ExternalViewChangeListener not getting called randomly for big cluster size.
Describe the bug
We are having a few hundred listeners as spectators for the helix cluster and thousand+ of participants in the cluster. But when there is a change in the cluster, not all the listeners are getting called. sometimes, 5-10 are getting called, sometimes none, and the majority of the time all the spectators are getting called. Using ExternalViewChangeListener to register
The callback method onExternalViewChange
To Reproduce
Having a huge Cluster size affects the callback of the ExternalViewChangeListener
Expected behavior
All the spectators should get a callback for all the events.
Additional context
It spectators are unreliable because of this bug.
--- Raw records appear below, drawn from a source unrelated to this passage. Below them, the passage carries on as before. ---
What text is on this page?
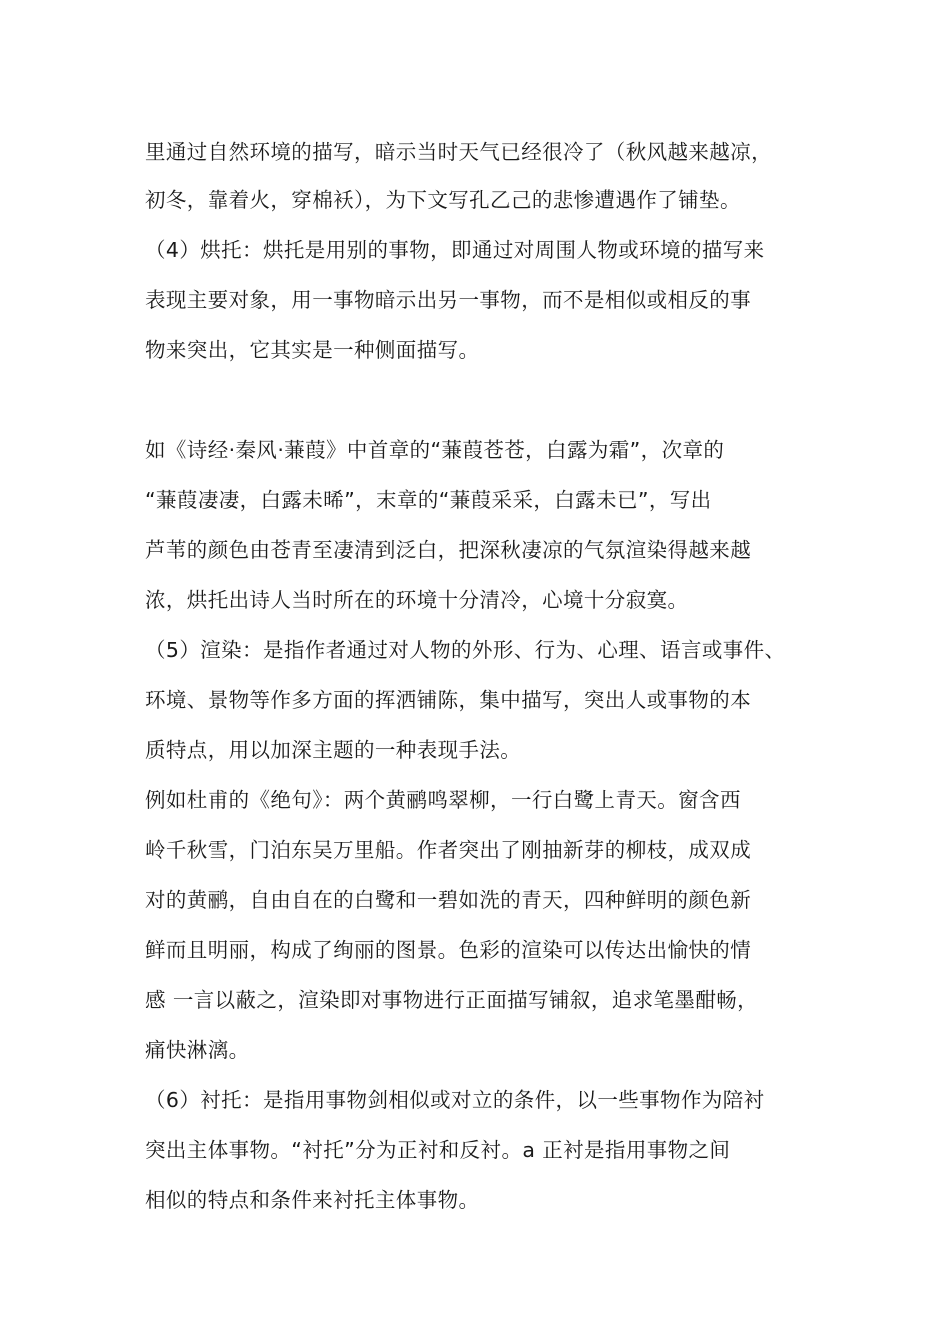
里通过自然环境的描写，暗示当时天气已经很冷了（秋风越来越凉，

初冬，靠着火，穿棉袄），为下文写孔乙己的悲惨遭遇作了铺垫。

（4）烘托：烘托是用别的事物，即通过对周围人物或环境的描写来

表现主要对象，用一事物暗示出另一事物，而不是相似或相反的事

物来突出，它其实是一种侧面描写。

如《诗经·秦风·蒹葭》中首章的“蒹葭苍苍，白露为霜”，次章的

“蒹葭凄凄，白露未晞”，末章的“蒹葭采采，白露未已”，写出

芦苇的颜色由苍青至凄清到泛白，把深秋凄凉的气氛渲染得越来越

浓，烘托出诗人当时所在的环境十分清冷，心境十分寂寞。

（5）渲染：是指作者通过对人物的外形、行为、心理、语言或事件、

环境、景物等作多方面的挥洒铺陈，集中描写，突出人或事物的本

质特点，用以加深主题的一种表现手法。

例如杜甫的《绝句》：两个黄鹂鸣翠柳，一行白鹭上青天。窗含西

岭千秋雪，门泊东吴万里船。作者突出了刚抽新芽的柳枝，成双成

对的黄鹂，自由自在的白鹭和一碧如洗的青天，四种鲜明的颜色新

鲜而且明丽，构成了绚丽的图景。色彩的渲染可以传达出愉快的情

感 一言以蔽之，渲染即对事物进行正面描写铺叙，追求笔墨酣畅，

痛快淋漓。

（6）衬托：是指用事物剑相似或对立的条件，以一些事物作为陪衬

突出主体事物。“衬托”分为正衬和反衬。a 正衬是指用事物之间

相似的特点和条件来衬托主体事物。
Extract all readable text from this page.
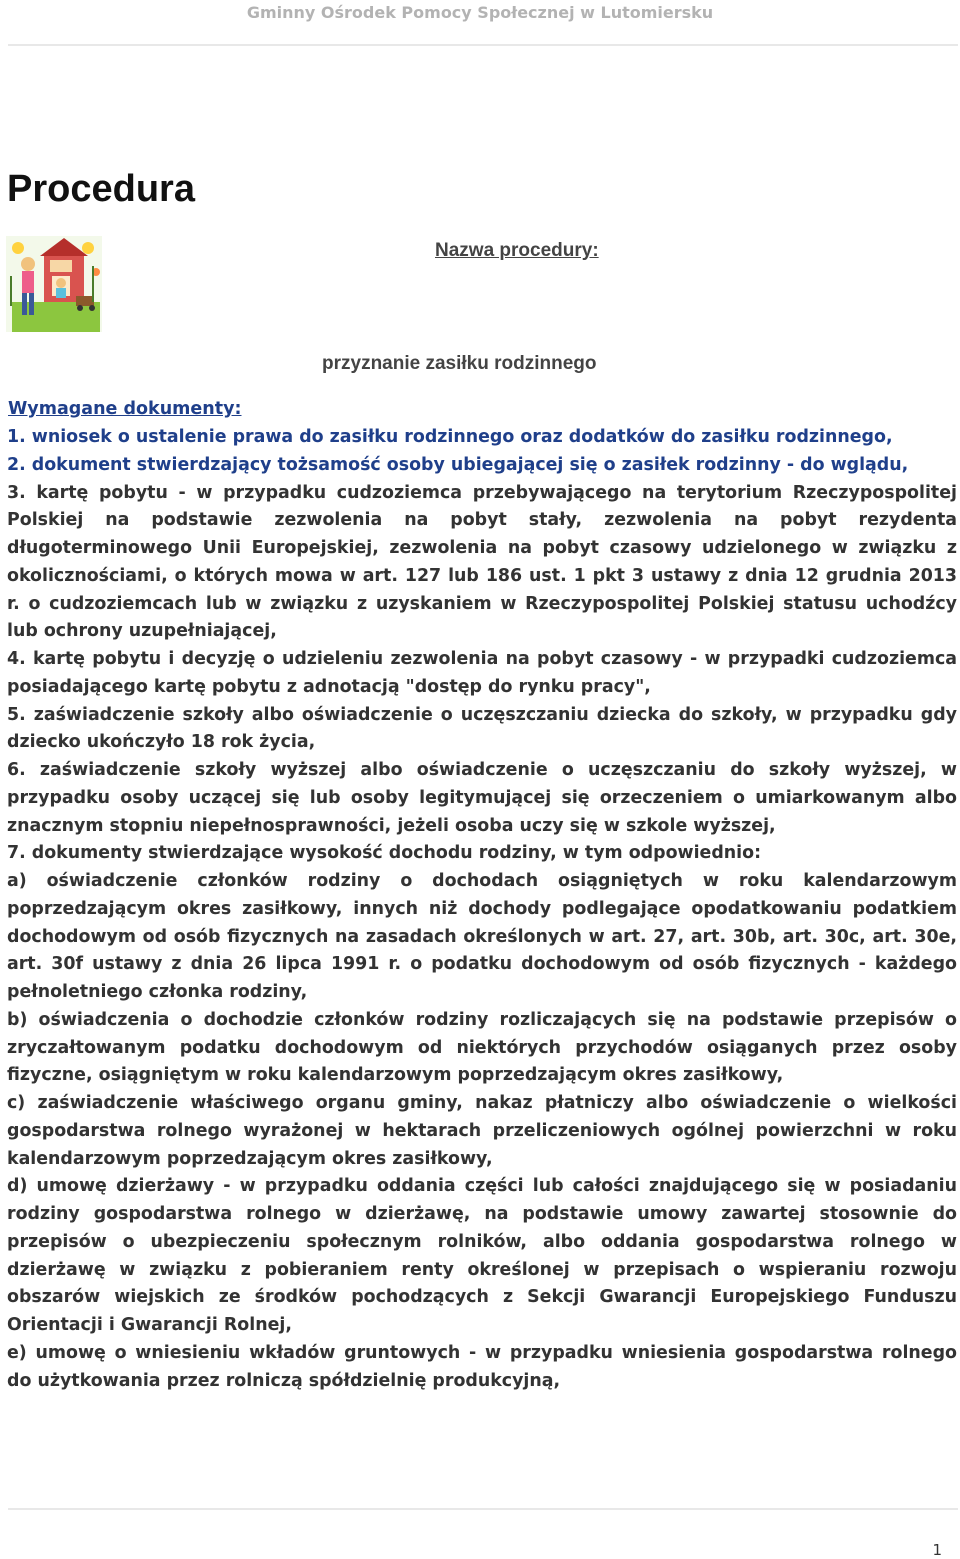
Gminny Ośrodek Pomocy Społecznej w Lutomiersku
Procedura
Nazwa procedury:
przyznanie zasiłku rodzinnego
Wymagane dokumenty:

1. wniosek o ustalenie prawa do zasiłku rodzinnego oraz dodatków do zasiłku rodzinnego,

2. dokument stwierdzający tożsamość osoby ubiegającej się o zasiłek rodzinny - do wglądu,

3. kartę pobytu - w przypadku cudzoziemca przebywającego na terytorium Rzeczypospolitej Polskiej na podstawie zezwolenia na pobyt stały, zezwolenia na pobyt rezydenta długoterminowego Unii Europejskiej, zezwolenia na pobyt czasowy udzielonego w związku z okolicznościami, o których mowa w art. 127 lub 186 ust. 1 pkt 3 ustawy z dnia 12 grudnia 2013 r. o cudzoziemcach lub w związku z uzyskaniem w Rzeczypospolitej Polskiej statusu uchodźcy lub ochrony uzupełniającej,

4. kartę pobytu i decyzję o udzieleniu zezwolenia na pobyt czasowy - w przypadki cudzoziemca posiadającego kartę pobytu z adnotacją "dostęp do rynku pracy",

5. zaświadczenie szkoły albo oświadczenie o uczęszczaniu dziecka do szkoły, w przypadku gdy dziecko ukończyło 18 rok życia,

6. zaświadczenie szkoły wyższej albo oświadczenie o uczęszczaniu do szkoły wyższej, w przypadku osoby uczącej się lub osoby legitymującej się orzeczeniem o umiarkowanym albo znacznym stopniu niepełnosprawności, jeżeli osoba uczy się w szkole wyższej,

7. dokumenty stwierdzające wysokość dochodu rodziny, w tym odpowiednio:

a) oświadczenie członków rodziny o dochodach osiągniętych w roku kalendarzowym poprzedzającym okres zasiłkowy, innych niż dochody podlegające opodatkowaniu podatkiem dochodowym od osób fizycznych na zasadach określonych w art. 27, art. 30b, art. 30c, art. 30e, art. 30f ustawy z dnia 26 lipca 1991 r. o podatku dochodowym od osób fizycznych - każdego pełnoletniego członka rodziny,

b) oświadczenia o dochodzie członków rodziny rozliczających się na podstawie przepisów o zryczałtowanym podatku dochodowym od niektórych przychodów osiąganych przez osoby fizyczne, osiągniętym w roku kalendarzowym poprzedzającym okres zasiłkowy,

c) zaświadczenie właściwego organu gminy, nakaz płatniczy albo oświadczenie o wielkości gospodarstwa rolnego wyrażonej w hektarach przeliczeniowych ogólnej powierzchni w roku kalendarzowym poprzedzającym okres zasiłkowy,

d) umowę dzierżawy - w przypadku oddania części lub całości znajdującego się w posiadaniu rodziny gospodarstwa rolnego w dzierżawę, na podstawie umowy zawartej stosownie do przepisów o ubezpieczeniu społecznym rolników, albo oddania gospodarstwa rolnego w dzierżawę w związku z pobieraniem renty określonej w przepisach o wspieraniu rozwoju obszarów wiejskich ze środków pochodzących z Sekcji Gwarancji Europejskiego Funduszu Orientacji i Gwarancji Rolnej,

e) umowę o wniesieniu wkładów gruntowych - w przypadku wniesienia gospodarstwa rolnego do użytkowania przez rolniczą spółdzielnię produkcyjną,

1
Hello @vaidhyanathan-ananthakrishnan-13 - can you elaborate on what is the size of the cluster, #resources etc this will help us simulate
@desaikomal Sorry wrongly closed the issue.
The size of the cluster is ~2500 instances and the listener is around ~1400. We are having two kinds of listener, one is 1400 another is ~100.
ExternalViewChangeListener is around ~1400 instances. but for that, This issue happening.
If I remember correctly, The same code base with the same cluster works fine, but over time, had to add a lot of instances, after some time started seeing this error. I am not 100% accurate about whether it worked perfectly fine before or not, but now days see a lot more issues.
@desaikomal
Does any known issue exist for this case? Or is it expected to add some kind of fallback mechanism for this(Not sure how to do it effectively without polling the state)?
not that i am aware of. i am relatively new and so not sure if others have seen this issue before.
@vaidhyanathan-ananthakrishnan-13 Yes, this has been observed, but it's more that even though the cluster state has been updated, we're sometimes missing the corresponding updates to ExternalView (aka ExternalView doesn't get updated properly), which would lead to ExternalViewChangeListener not getting called (Helix controller fails to update ExternalView properly). We have seen this in large-scale clusters.
We are tracking this issue, but feel free to add any findings or suggestions here.
Thanks, @narendly ,
I will try to find out why the ExternalView is not getting updated.
Meanwhile, as a workaround, Is there any way we can know about the cluster state deterministically from the spectator?
One thought, I had is to add the addLiveInstanceChangeListener and get the cluster state from the spectator, but I am not sure really sure how to get the cluster state without ExternalView, Any help here?
Or Is there any known workaround there for this ticket?